A truth table is a table that establishes a correspondence between the possible sets of values of logical variables and the values of functions.
How did you do your homework, what was your conclusion?
Expressions are equivalent
Remember, in the previous lesson we made a formula from a compound statement, replacing simple statements 2 * 2 = 4 and 2 * 2 = 5 with variables A and B
Now let's learn to make logical expressions from statements.
Write down the assignment
Write it in the form of a logical formula of the statement:
1) If Ivanov is healthy and rich, then he is healthy
We analyze the statement. Revealing simple statements
A - Ivanov is healthy
B - Ivanov is rich
Okay, so what will the formula look like then?
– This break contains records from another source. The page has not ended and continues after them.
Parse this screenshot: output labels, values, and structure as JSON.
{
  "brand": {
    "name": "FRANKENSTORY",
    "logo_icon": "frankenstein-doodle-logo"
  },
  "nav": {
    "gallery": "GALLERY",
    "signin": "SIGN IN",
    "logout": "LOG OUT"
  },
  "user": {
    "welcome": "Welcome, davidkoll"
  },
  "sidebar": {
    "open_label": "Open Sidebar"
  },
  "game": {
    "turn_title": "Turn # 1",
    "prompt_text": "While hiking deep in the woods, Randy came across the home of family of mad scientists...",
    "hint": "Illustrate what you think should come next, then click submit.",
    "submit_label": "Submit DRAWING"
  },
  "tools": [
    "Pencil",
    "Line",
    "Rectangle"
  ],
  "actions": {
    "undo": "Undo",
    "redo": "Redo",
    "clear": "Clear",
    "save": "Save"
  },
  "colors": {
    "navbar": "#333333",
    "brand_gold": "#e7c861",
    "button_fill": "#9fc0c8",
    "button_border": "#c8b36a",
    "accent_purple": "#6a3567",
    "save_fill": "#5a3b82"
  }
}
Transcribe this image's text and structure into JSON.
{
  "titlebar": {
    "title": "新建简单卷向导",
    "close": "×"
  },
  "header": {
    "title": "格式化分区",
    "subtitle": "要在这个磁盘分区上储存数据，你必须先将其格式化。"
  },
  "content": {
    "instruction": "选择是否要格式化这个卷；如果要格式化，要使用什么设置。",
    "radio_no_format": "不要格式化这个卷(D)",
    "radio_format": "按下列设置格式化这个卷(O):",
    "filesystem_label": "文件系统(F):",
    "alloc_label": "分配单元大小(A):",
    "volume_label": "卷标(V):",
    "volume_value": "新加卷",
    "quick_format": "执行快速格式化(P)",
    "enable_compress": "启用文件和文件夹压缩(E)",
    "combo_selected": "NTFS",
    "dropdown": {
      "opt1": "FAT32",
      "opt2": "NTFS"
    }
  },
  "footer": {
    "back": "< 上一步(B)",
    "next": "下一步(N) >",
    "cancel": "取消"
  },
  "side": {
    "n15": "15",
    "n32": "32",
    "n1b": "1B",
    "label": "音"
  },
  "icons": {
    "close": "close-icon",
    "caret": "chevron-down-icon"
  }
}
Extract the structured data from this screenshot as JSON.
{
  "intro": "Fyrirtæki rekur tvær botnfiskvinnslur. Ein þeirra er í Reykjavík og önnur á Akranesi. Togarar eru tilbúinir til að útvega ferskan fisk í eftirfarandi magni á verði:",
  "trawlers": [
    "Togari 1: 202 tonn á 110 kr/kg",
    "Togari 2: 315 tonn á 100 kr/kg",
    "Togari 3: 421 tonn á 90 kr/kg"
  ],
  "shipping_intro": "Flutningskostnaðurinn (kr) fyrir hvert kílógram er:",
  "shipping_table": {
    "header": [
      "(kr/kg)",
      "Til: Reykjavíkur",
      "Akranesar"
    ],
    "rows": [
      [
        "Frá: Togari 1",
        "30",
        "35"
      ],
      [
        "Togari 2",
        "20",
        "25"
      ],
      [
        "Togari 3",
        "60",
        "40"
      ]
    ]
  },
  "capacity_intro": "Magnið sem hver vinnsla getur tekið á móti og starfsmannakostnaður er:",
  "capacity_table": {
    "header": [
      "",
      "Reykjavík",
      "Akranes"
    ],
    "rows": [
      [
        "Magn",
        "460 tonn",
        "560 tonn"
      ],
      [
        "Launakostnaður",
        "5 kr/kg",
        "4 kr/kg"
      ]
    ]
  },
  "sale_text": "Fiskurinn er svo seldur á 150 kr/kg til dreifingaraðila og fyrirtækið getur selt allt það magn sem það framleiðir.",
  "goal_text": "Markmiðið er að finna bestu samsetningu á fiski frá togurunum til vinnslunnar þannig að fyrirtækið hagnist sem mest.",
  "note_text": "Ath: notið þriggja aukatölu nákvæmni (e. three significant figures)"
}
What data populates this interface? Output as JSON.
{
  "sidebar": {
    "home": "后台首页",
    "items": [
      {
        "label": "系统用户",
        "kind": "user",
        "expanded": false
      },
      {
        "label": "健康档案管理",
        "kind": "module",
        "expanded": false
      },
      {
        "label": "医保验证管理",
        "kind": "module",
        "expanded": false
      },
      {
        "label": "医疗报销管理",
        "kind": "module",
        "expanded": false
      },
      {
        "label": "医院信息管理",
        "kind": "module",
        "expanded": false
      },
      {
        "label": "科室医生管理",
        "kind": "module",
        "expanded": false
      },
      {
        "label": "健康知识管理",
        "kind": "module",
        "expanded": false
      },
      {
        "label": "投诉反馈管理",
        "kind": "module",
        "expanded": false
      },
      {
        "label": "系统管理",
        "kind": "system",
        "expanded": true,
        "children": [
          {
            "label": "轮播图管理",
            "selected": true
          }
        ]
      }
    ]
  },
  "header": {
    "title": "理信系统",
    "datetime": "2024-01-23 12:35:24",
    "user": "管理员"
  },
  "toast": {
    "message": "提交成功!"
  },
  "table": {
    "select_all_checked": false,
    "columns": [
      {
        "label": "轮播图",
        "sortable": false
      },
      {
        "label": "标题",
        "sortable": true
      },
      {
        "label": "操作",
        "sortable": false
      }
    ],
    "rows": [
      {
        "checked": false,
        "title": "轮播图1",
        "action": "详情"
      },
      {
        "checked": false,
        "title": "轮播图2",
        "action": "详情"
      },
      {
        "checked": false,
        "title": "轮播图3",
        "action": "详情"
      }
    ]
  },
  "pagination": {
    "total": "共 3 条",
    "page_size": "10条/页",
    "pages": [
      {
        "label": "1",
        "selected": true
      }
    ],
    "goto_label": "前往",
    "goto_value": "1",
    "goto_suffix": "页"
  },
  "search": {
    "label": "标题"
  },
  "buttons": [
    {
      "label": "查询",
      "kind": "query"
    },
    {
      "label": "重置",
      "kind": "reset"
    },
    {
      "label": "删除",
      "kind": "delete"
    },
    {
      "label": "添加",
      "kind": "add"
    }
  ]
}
Just do not forget, so that the meaning of the statement is not lost, place parentheses in the formula
2) A number is prime if it is divisible only by 1 and by itself
A - the number is divisible only by 1
B - the number is divisible only by itself
C - the number is prime
3) If a number is divisible by 4, it is divisible by 2
A - divisible by 4
B - divisible by 2
4) An arbitrary number is either divisible by 2 or divisible by 3
A - divisible by 2
B - divisible by 3
5) An athlete is subject to disqualification if he behaves incorrectly in relation to an opponent or a referee, and if he took "doping".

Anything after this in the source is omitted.